The character of Nippers shows certain eccentricities and paradoxes and he can be regarded as a foil to the character of Turkey. Turkey is old but he is young. Turkey is sober in the morning, but irritable and disorderly in the afternoon. Nippers is irritable in the morning but sober in the afternoon. By way of contrast, his character is also related, like Turkey’s the theme of the story—life’s utter meaningless as represented by Bartleby’s outlook on life. Nippers is the victim of two evil powers—ambition and indigestion. His ambition appears in his impatience of the duties of a mere copyist—he wants to be something more than a copyist. His indigestion is evident in his too much irritability at his mistakes, and the height of the table. All his furies and flurries seem utterly meaningless or extremely silly considered against the background of the absolute futility of human existence as represented by Bartleby.
The relationship between Nippers and Turkey brings out an underlying theme. The authoritarian and mechanized world in which these characters live demands that individuals be useful to it. Although they represent an efficient duo, each taking over when the other one goes mad, they are useful to society only because they have been reduced to miserable drones that hardly represent the full range of humanity.

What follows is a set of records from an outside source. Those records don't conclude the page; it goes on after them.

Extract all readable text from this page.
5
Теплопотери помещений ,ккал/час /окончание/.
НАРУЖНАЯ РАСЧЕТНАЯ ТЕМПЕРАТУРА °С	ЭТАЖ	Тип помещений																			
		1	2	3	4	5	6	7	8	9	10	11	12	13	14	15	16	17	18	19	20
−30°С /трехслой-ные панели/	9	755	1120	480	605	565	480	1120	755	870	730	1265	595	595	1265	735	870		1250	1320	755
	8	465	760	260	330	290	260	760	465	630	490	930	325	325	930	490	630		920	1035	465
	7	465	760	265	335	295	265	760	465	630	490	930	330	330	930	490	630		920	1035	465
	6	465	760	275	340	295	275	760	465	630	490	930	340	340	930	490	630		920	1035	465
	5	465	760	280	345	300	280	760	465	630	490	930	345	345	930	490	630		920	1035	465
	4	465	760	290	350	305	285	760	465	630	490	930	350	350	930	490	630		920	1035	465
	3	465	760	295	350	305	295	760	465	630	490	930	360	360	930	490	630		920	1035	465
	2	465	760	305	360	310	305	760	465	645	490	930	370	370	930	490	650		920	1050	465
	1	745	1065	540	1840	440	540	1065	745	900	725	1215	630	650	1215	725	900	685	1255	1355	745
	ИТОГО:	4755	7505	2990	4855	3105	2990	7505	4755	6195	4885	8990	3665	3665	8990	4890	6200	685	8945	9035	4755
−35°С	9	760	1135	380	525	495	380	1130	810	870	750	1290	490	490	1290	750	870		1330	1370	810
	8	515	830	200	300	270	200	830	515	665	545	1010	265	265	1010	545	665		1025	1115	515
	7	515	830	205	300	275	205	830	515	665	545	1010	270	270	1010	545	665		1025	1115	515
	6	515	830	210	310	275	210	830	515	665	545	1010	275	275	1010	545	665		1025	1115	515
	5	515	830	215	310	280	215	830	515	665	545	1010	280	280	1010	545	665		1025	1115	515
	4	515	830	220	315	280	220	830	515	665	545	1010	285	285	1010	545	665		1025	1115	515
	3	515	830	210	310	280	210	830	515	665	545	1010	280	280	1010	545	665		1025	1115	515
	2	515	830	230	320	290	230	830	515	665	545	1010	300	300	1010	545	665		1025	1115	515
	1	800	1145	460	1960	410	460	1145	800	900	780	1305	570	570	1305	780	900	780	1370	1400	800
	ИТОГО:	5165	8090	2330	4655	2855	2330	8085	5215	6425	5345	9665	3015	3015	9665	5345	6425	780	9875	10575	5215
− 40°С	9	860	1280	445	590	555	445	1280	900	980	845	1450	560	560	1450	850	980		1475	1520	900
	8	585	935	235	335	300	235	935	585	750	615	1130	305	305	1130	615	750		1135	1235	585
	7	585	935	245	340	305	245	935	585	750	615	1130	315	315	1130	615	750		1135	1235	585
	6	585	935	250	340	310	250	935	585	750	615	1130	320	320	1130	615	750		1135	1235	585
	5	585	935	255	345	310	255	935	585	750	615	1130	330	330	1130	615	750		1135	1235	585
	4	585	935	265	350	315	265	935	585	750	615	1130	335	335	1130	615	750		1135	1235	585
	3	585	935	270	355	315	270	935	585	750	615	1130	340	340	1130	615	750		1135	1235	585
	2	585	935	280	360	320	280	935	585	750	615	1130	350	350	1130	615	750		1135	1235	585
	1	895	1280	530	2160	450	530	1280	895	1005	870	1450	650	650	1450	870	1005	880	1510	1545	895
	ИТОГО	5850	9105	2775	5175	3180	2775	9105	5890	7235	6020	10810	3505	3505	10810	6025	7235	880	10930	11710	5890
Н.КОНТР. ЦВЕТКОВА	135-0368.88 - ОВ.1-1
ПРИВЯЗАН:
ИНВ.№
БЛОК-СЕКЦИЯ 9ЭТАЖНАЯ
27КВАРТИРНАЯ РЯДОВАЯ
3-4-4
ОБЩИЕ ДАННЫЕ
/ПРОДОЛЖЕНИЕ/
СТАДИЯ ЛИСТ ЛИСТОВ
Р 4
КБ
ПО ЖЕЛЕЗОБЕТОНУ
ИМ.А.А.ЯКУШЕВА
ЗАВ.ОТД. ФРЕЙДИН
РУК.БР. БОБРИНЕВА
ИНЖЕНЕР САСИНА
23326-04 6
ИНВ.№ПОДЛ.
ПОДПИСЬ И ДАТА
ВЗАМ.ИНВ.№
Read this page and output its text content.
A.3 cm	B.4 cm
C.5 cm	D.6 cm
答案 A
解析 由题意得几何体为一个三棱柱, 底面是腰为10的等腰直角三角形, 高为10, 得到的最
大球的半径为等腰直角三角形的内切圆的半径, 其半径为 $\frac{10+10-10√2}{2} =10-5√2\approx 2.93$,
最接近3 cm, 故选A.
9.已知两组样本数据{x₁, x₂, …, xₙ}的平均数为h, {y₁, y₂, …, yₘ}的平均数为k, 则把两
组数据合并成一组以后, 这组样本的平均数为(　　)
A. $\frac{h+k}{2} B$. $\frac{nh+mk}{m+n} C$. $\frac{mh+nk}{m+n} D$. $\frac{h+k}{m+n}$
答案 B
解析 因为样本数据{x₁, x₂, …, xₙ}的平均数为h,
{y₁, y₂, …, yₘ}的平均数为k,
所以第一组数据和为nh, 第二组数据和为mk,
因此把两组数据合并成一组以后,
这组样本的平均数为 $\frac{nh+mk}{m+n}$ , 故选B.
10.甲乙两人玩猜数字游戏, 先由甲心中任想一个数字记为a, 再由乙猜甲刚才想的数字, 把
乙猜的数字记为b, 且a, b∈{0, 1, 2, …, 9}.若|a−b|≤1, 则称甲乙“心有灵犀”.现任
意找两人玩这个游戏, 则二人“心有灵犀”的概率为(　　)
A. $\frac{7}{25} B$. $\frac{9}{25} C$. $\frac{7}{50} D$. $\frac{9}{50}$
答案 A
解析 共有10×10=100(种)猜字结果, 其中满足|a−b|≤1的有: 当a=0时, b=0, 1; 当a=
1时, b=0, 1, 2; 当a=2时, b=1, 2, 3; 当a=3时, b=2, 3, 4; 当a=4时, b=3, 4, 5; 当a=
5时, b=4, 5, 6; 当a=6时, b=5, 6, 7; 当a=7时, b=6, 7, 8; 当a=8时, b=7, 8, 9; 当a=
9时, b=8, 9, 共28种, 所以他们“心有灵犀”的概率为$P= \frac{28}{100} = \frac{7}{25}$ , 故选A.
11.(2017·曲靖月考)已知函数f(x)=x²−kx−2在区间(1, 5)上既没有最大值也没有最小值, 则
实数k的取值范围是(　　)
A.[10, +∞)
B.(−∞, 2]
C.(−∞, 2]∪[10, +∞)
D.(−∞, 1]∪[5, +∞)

Nippers has not been fully successful to satisfy the author, due to his eccentricities. The author was glad to engage a sober man like Bartleby as one of the copyists, because he thought that he would have a good, sobering influence on Turkey and Nippers. Nippers needs such influence as he has some eccentricities in habit and nature. Bartleby’s influence might operate beneficially upon the fiery temper of Nippers. But Nippers is influenced only by the words “prefer not to” used by Bartleby. As a whole, there is no conspicuous influence of Bartleby upon him. He rather suggests that Bartleby should be dismissed for his repeated disobedience toward the author. Ultimately, Bartleby cannot hold his position, but Nippers survives despite being eccentric to a great extent.
So, we find that Nippers is a copyist full of contradictions and eccentricities. Ambition and indigestion have made him quite distracted. He is a person of a symbolic nickname. He serves as a guard to Turkey who also serves as a guard for him. He is a representative of the world of work and business.